FORCE! an opera at the Graham Foundation in Chicago (2021). From left to right, beginning with top row: Daniella Parker, Tramaine Pruitt, Ayanna Woods. Bottom row: Anna Martine Whitehead, Angel Bat Dawid, Rahila Coats, Jenn Freeman, Zachary Nicol. Photo: Ricardo Adame.

Anna Martine Whitehead (Chicago, IL) —FORCE! an opera in three acts

Co-commissioners: Portland Institute for Contemporary Art (PICA; Portland, OR), the Chocolate Factory Theater (Long Island, NY), On the Boards (Seattle, WA), the Graham Foundation for Advanced Studies in the Fine Arts (Chicago, IL), and Roy and Edna Disney/CalArts Theater (REDCAT; Los Angeles, CA)

FORCE! an opera in three acts follows a group of Black women and femmes as they wait to enter a prison and escape a memory-erasing mold.
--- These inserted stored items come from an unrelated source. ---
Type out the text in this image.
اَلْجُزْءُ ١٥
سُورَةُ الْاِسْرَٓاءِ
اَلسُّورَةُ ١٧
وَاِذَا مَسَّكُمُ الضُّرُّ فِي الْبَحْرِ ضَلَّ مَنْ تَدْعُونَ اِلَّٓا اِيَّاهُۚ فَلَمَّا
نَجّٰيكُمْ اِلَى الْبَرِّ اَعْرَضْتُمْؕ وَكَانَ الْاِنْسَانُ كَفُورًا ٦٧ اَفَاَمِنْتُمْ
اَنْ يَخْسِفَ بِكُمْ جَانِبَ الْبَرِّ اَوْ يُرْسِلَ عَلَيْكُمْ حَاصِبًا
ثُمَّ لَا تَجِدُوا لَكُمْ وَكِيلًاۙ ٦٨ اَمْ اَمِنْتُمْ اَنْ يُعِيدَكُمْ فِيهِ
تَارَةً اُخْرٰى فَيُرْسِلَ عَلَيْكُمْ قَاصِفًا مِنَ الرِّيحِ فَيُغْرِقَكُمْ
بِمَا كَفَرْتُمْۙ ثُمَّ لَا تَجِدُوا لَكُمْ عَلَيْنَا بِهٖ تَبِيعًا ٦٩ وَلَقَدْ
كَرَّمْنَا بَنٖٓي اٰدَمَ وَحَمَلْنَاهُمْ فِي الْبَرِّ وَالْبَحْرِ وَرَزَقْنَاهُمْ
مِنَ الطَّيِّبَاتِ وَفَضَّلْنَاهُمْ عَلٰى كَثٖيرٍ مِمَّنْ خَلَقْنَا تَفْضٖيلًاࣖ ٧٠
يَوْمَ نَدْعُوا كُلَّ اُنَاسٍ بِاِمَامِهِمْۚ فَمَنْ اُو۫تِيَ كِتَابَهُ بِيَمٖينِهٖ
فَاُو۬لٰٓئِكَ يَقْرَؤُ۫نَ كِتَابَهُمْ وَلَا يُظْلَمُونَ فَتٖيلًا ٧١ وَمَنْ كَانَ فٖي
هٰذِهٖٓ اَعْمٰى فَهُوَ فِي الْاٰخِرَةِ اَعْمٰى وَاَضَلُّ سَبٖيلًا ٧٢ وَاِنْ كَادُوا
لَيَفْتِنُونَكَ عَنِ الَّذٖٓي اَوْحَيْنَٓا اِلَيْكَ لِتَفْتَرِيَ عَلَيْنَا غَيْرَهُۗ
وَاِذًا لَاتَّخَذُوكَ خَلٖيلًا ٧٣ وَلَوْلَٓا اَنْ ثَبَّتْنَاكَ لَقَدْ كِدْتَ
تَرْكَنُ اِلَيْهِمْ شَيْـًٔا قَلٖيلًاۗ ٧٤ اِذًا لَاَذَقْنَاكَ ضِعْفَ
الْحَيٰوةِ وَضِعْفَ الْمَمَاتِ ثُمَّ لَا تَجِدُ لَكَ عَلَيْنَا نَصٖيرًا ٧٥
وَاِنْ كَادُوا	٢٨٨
Through sound, movement, and shared dream-spaces, we explore what kind of relationships bloom in the shadow of the prison, imagining a strange sisterhood with the power to disintegrate walls. FORCE! is a sprawling surrealist opera blending gospel, folk, pop, and contemporary experimental jazz, and reflects those who are most impacted by the interlocking forces of oppression that the prison industrial complex runs on, putting into practice the free world we have dreamt of.


Nia Witherspoon (center) performing an excerpt from Priestess of Twerk at Judson Memorial Church in New York City (2019).

Nia Witherspoon (Brooklyn, NY) Priestess of Twerk

Co-commissioners: Links Hall (Chicago, IL), Brava for Women in the Arts (San Francisco, CA), HERE (New York, NY), Oregon Shakespeare Festival (Ashland, OR), and Phoenix Hostel & Cultural Center (Phoenix, AZ)

Inspired by the goddess temples of ancient Egypt and the bad bitches of hip-hop, Priestess of Twerk visions a Black feminist monastic/pleasure temple as a traveling full-scale performance installation and immersive experience that takes participants through a series of personally tailored rituals into a reimagining of the story of Isis’s journey to the Underworld. The temple is inspired by Nia’s personal experiences of sacred space in nightclubs, churches, temples, and spas, and will feel like a hallucinogenic journey inside one of Beyoncé’s wildly decadent visual albums. The work is framed by Black feminist pleasure principles, aesthetics of care, and ancestral healing.